I hope everyone has been finding their new favorite book!

Tuesday, June 7, 2011

I Wore the Ocean in the Shape of a Girl

Author: Kelle Groom
Series: ---
Publisher: Free Press
Publication Date: May 25, 2011
How Received: For review
Rate: 4



Summary:
At the age of fifteen, Kelle Groom found that alcohol allowed her to connect with people and explore intimacy in ways she’d never been able to experience before. She began drinking before class, often blacked out at bars, and fell into destructive relationships. At nineteen, already an out-of-control alcoholic, she was pregnant. Accepting the heartbreaking fact that she was incapable of taking care of her son herself, she gave him up for adoption to her aunt and uncle. They named him Tommy and took him home with them to Massachusetts. When he was nine months old, the boy was diagnosed with leukemia—but Kelle’s parents, wanting the best for her, kept her mostly in the dark about his health. When Tommy died he was only fourteen months old. Having lost him irretrievably, Kelle went into an accelerating downward spiral of self-destruction.

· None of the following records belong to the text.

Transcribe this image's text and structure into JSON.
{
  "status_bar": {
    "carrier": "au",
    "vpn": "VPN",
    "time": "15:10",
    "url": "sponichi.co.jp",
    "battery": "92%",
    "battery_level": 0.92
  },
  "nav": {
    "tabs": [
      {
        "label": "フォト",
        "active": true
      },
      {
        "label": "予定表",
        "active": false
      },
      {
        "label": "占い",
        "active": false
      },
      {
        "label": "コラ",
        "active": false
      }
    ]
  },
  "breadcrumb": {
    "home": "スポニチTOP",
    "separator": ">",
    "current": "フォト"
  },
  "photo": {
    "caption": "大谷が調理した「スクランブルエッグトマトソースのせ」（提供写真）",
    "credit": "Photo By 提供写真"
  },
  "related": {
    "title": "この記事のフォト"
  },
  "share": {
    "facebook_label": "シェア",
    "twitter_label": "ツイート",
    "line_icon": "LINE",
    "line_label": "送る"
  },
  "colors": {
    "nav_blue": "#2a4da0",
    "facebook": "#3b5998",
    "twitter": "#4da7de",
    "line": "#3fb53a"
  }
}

She emerged from this free fall only when her desire to stop drinking connected her with those who helped her to get sober.
In stirring, hypnotic prose, I Wore the Ocean in the Shape of a Girl explores the most painful aspects of Kelle’s addiction and loss with unflinching honesty and bold determination. Urgent and vital, exquisite and raw, her story is as much about maternal love as it is about survival, as much about acceptance as it is about forgiveness. Kelle’s longing for her son remains twenty-five years after his death. It is an ache intensified, as she lost him twice—first to adoption and then to cancer. In this inspiring portrait of redemption, Kelle charts the journey that led her to accept her addiction and grief and to learn how to live in the world.
   Through her family’s history and the story of her son’s cancer, Kelle traces with clarity and breathtaking grace the forces that shape a life, a death, and a literary voice.

Review:
The is memoir seems like its written as a poem. It jumps from memory to memory its like she just copied it straight from her diary.. which I guess she did. But it feels more personal and hard to keep track of just like in "A Mistress's Revenge" Although this book is about a mother who loves her soon loses him twice but she always loves him. It was hard to stay with. even though it has a great story line.

2 comments:

Denise Z said...

Thank you for sharing today. Sometimes while the story may be exceptional - it is too close to what is happening to so many young people out there today. I enjoy escaping in my books and it may be shallow, but I prefer fiction where there is a lot of kicking ### and even if it is not completely resolved good gets there licks in.

25kati said...

Oh I totally agree. Hope your weeks amazing!